He was cutting into scar tissue from my previous facial cutting(s) and the pain was starting to spike. My friend Klein came over and took my hand and squeezed it. Followed by Sarvas, Christiane and Håvve. Hand after hand grabbing me, reminding me that I was doing just fine. To this day, I don’t know how many of my friends were holding me. Most of the SW guests had gone home with just a core groups of die-hards still hanging around. The feeling of safety and of my friends looking out for me was one of the most amazing things that came out of the weekend for me.

A few days ago I started writing an article on anesthetics use in the early days of the Western body piercing community. It wasn’t exactly common, per se, but interesting to note that the majority of piercers who used them- either ‘spray freeze’ 1 or injectables 2 worked almost exclusively from private or home studios whereas the loudest voices against their use came from piercers working out of retail shops.

There’s an ethic in the tattoo community of ‘Keep it Secret, Keep it Safe.’ Don’t share private things because they could fall into the wrong hands; those hands are a communally accepted boogie man of hacks, scratchers, kitchenwizards and the scariest of them all- legislators seeking regulation. Retail piercing shops had to take a stand against anything that could possibly harm their business; especially at a time when the entire concept of piercing seemed like the pursuit of S&M devotees and sexual deviants. The late 1970s issues of PFIQ 3 featured piercing and fictional content much more ‘extreme’ than what could be found in the 80s editions; with more eyes watching we had to be much more careful. Lines had to be drawn.

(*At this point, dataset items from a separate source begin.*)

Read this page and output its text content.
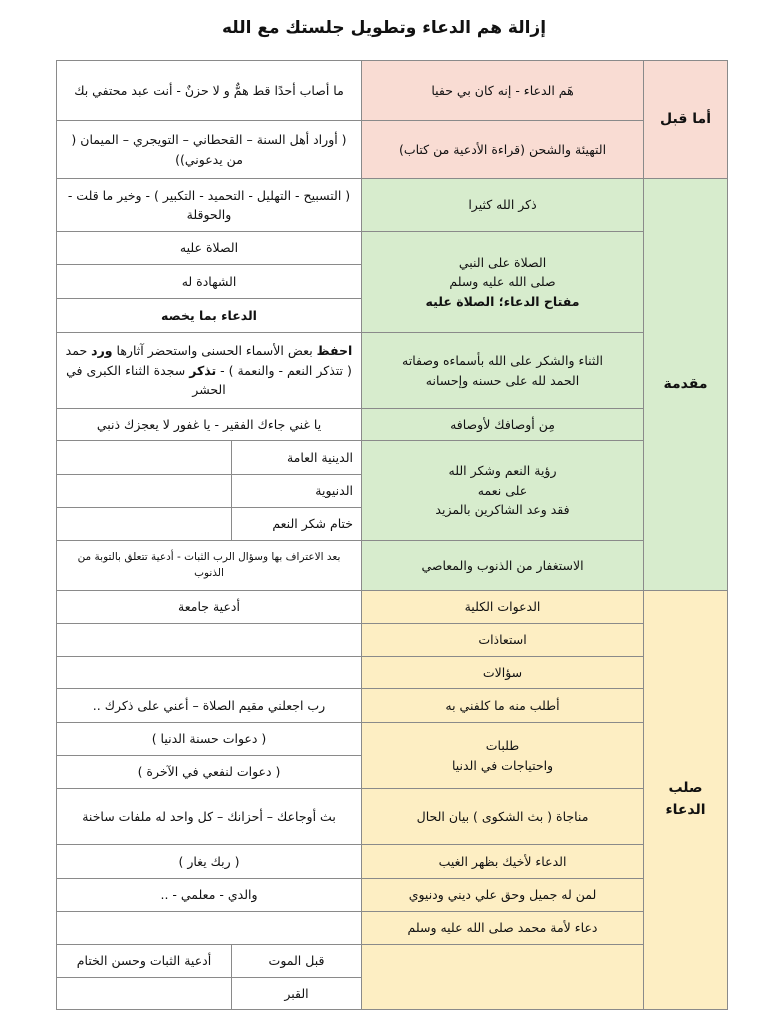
إزالة هم الدعاء وتطويل جلستك مع الله
أما قبل
مقدمة
صلب الدعاء
هَم الدعاء - إنه كان بي حفيا
ما أصاب أحدًا قط همٌّ و لا حزنٌ - أنت عبد محتفي بك
التهيئة والشحن (قراءة الأدعية من كتاب)
( أوراد أهل السنة – القحطاني – التويجري – الميمان ( من يدعوني))
ذكر الله كثيرا
( التسبيح - التهليل - التحميد - التكبير ) - وخير ما قلت - والحوقلة
الصلاة على النبي
صلى الله عليه وسلم
مفتاح الدعاء؛ الصلاة عليه
الصلاة عليه
الشهادة له
الدعاء بما يخصه
الثناء والشكر على الله بأسماءه وصفاته
الحمد لله على حسنه وإحسانه
احفظ بعض الأسماء الحسنى واستحضر آثارها ورد حمد ( تتذكر النعم - والنعمة ) - تذكر سجدة الثناء الكبرى في الحشر
مِن أوصافك لأوصافه
يا غني جاءك الفقير - يا غفور لا يعجزك ذنبي
رؤية النعم وشكر الله
على نعمه
فقد وعد الشاكرين بالمزيد
الدينية العامة
الدنيوية
ختام شكر النعم
الاستغفار من الذنوب والمعاصي
بعد الاعتراف بها وسؤال الرب الثبات - أدعية تتعلق بالتوبة من الذنوب
الدعوات الكلية
أدعية جامعة
استعاذات
سؤالات
أطلب منه ما كلفني به
رب اجعلني مقيم الصلاة – أعني على ذكرك ..
طلبات
واحتياجات في الدنيا
( دعوات حسنة الدنيا )
( دعوات لنفعي في الآخرة )
مناجاة ( بث الشكوى ) بيان الحال
بث أوجاعك – أحزانك – كل واحد له ملفات ساخنة
الدعاء لأخيك بظهر الغيب
( ربك يغار )
لمن له جميل وحق علي ديني ودنيوي
والدي - معلمي - ..
دعاء لأمة محمد صلى الله عليه وسلم
قبل الموت
أدعية الثبات وحسن الختام
القبر
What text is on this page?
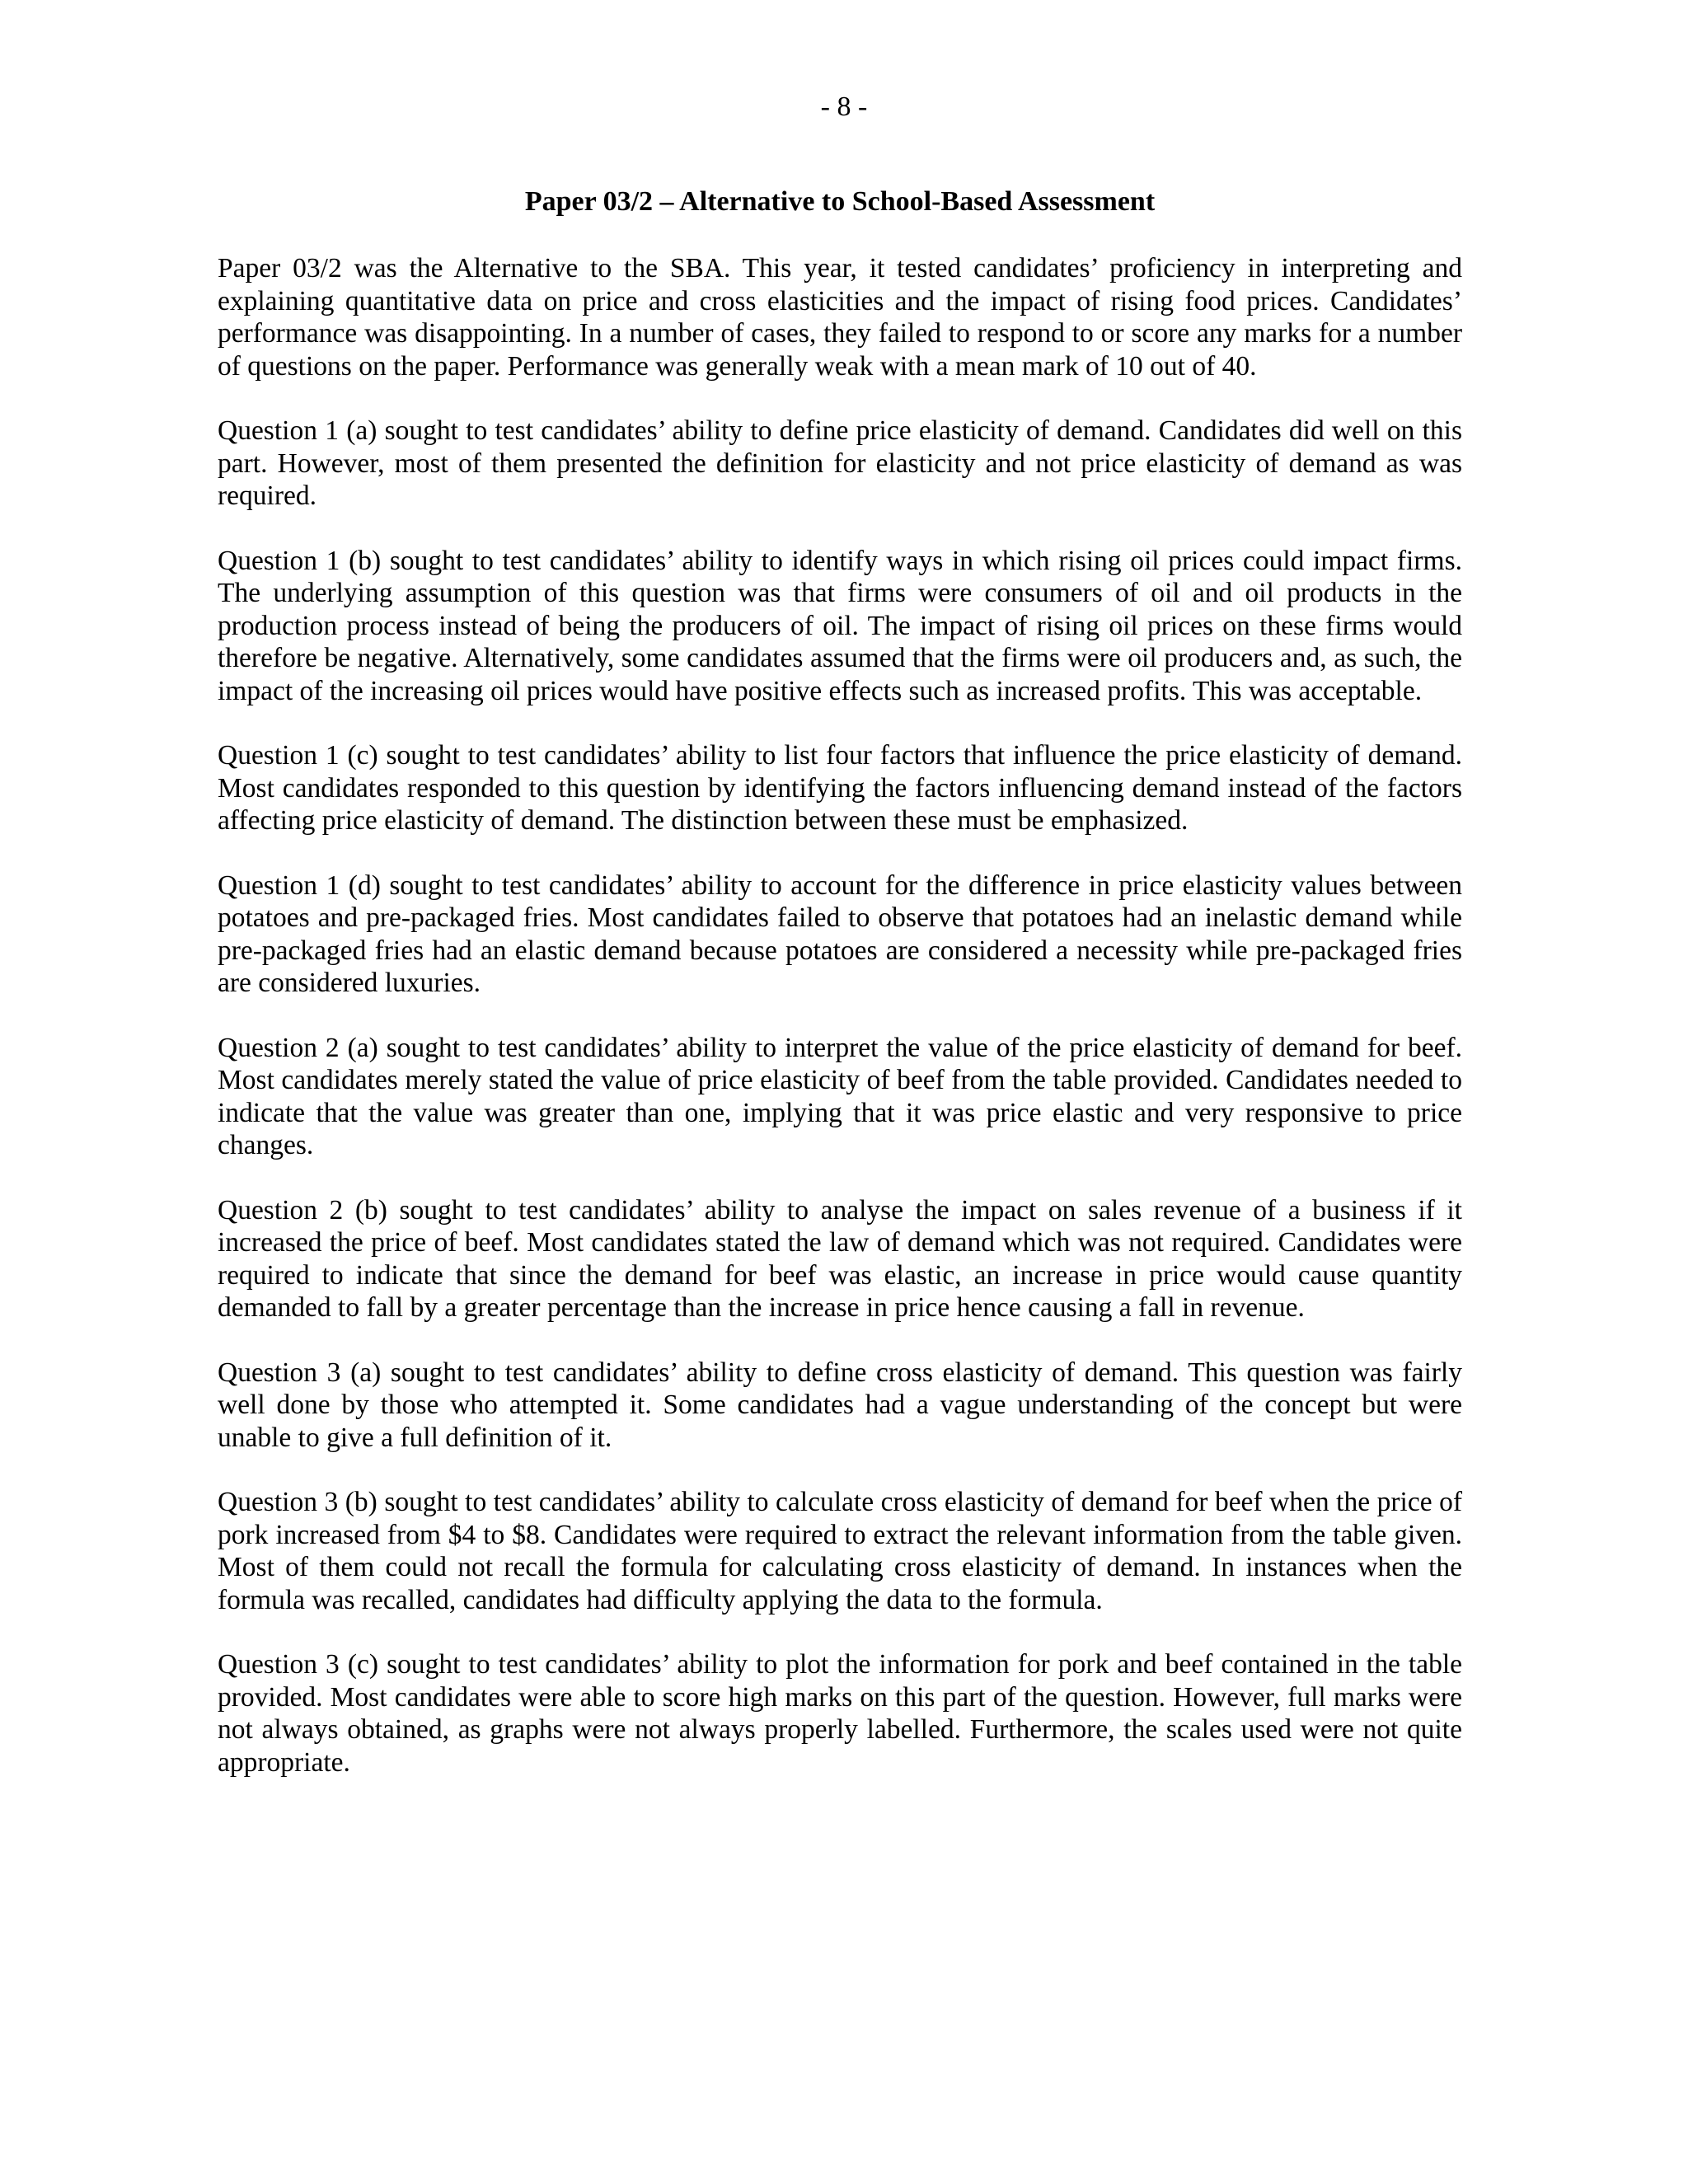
- 8 -
Paper 03/2 – Alternative to School-Based Assessment

Paper 03/2 was the Alternative to the SBA. This year, it tested candidates’ proficiency in interpreting and explaining quantitative data on price and cross elasticities and the impact of rising food prices. Candidates’ performance was disappointing. In a number of cases, they failed to respond to or score any marks for a number of questions on the paper. Performance was generally weak with a mean mark of 10 out of 40.

Question 1 (a) sought to test candidates’ ability to define price elasticity of demand. Candidates did well on this part. However, most of them presented the definition for elasticity and not price elasticity of demand as was required.

Question 1 (b) sought to test candidates’ ability to identify ways in which rising oil prices could impact firms. The underlying assumption of this question was that firms were consumers of oil and oil products in the production process instead of being the producers of oil. The impact of rising oil prices on these firms would therefore be negative. Alternatively, some candidates assumed that the firms were oil producers and, as such, the impact of the increasing oil prices would have positive effects such as increased profits. This was acceptable.

Question 1 (c) sought to test candidates’ ability to list four factors that influence the price elasticity of demand. Most candidates responded to this question by identifying the factors influencing demand instead of the factors affecting price elasticity of demand. The distinction between these must be emphasized.

Question 1 (d) sought to test candidates’ ability to account for the difference in price elasticity values between potatoes and pre-packaged fries. Most candidates failed to observe that potatoes had an inelastic demand while pre-packaged fries had an elastic demand because potatoes are considered a necessity while pre-packaged fries are considered luxuries.

Question 2 (a) sought to test candidates’ ability to interpret the value of the price elasticity of demand for beef. Most candidates merely stated the value of price elasticity of beef from the table provided. Candidates needed to indicate that the value was greater than one, implying that it was price elastic and very responsive to price changes.

Question 2 (b) sought to test candidates’ ability to analyse the impact on sales revenue of a business if it increased the price of beef. Most candidates stated the law of demand which was not required. Candidates were required to indicate that since the demand for beef was elastic, an increase in price would cause quantity demanded to fall by a greater percentage than the increase in price hence causing a fall in revenue.

Question 3 (a) sought to test candidates’ ability to define cross elasticity of demand. This question was fairly well done by those who attempted it. Some candidates had a vague understanding of the concept but were unable to give a full definition of it.

Question 3 (b) sought to test candidates’ ability to calculate cross elasticity of demand for beef when the price of pork increased from $4 to $8. Candidates were required to extract the relevant information from the table given. Most of them could not recall the formula for calculating cross elasticity of demand. In instances when the formula was recalled, candidates had difficulty applying the data to the formula.

Question 3 (c) sought to test candidates’ ability to plot the information for pork and beef contained in the table provided. Most candidates were able to score high marks on this part of the question. However, full marks were not always obtained, as graphs were not always properly labelled. Furthermore, the scales used were not quite appropriate.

11nipspray copyPiercers like Doug Malloy, Sailor Sid Diller and Jack Yount used anesthetics, with Jack feeling that piercing was ‘brutal’ and that his clients shouldn’t have to go through the discomfort of an ampallang without a nerve blocker. Jack often pierced at thicker gauges than his West Coast peers and his reasoning was a 25g hypodermic needle caused far less distress to a client than an 8g. He would allow photographs to be taken of him doing minor surgeries with no fear of legal reprisal, but he was adamant that no photos be taken of him using injectables. His fear wasn’t unfounded, and in 2002, seven years after his passing, a Florida body piercing shop was raided and it’s piercers arrested for practicing medicine without a license. 4

The arrests made several news broadcasts, one of which cited a possible complication being death from anaphylactic shock due to the anesthetic used, if the client didn’t die from hemorrhaging or massive infection first. In response, Truitt says he never uses anesthetics for any procedures, and none were found in the studio. 5

The genie was out of the bottle and released into the Internet superculture. The worst fear had been realized and soon legislators would work on banning piercing/body modification. Any day now.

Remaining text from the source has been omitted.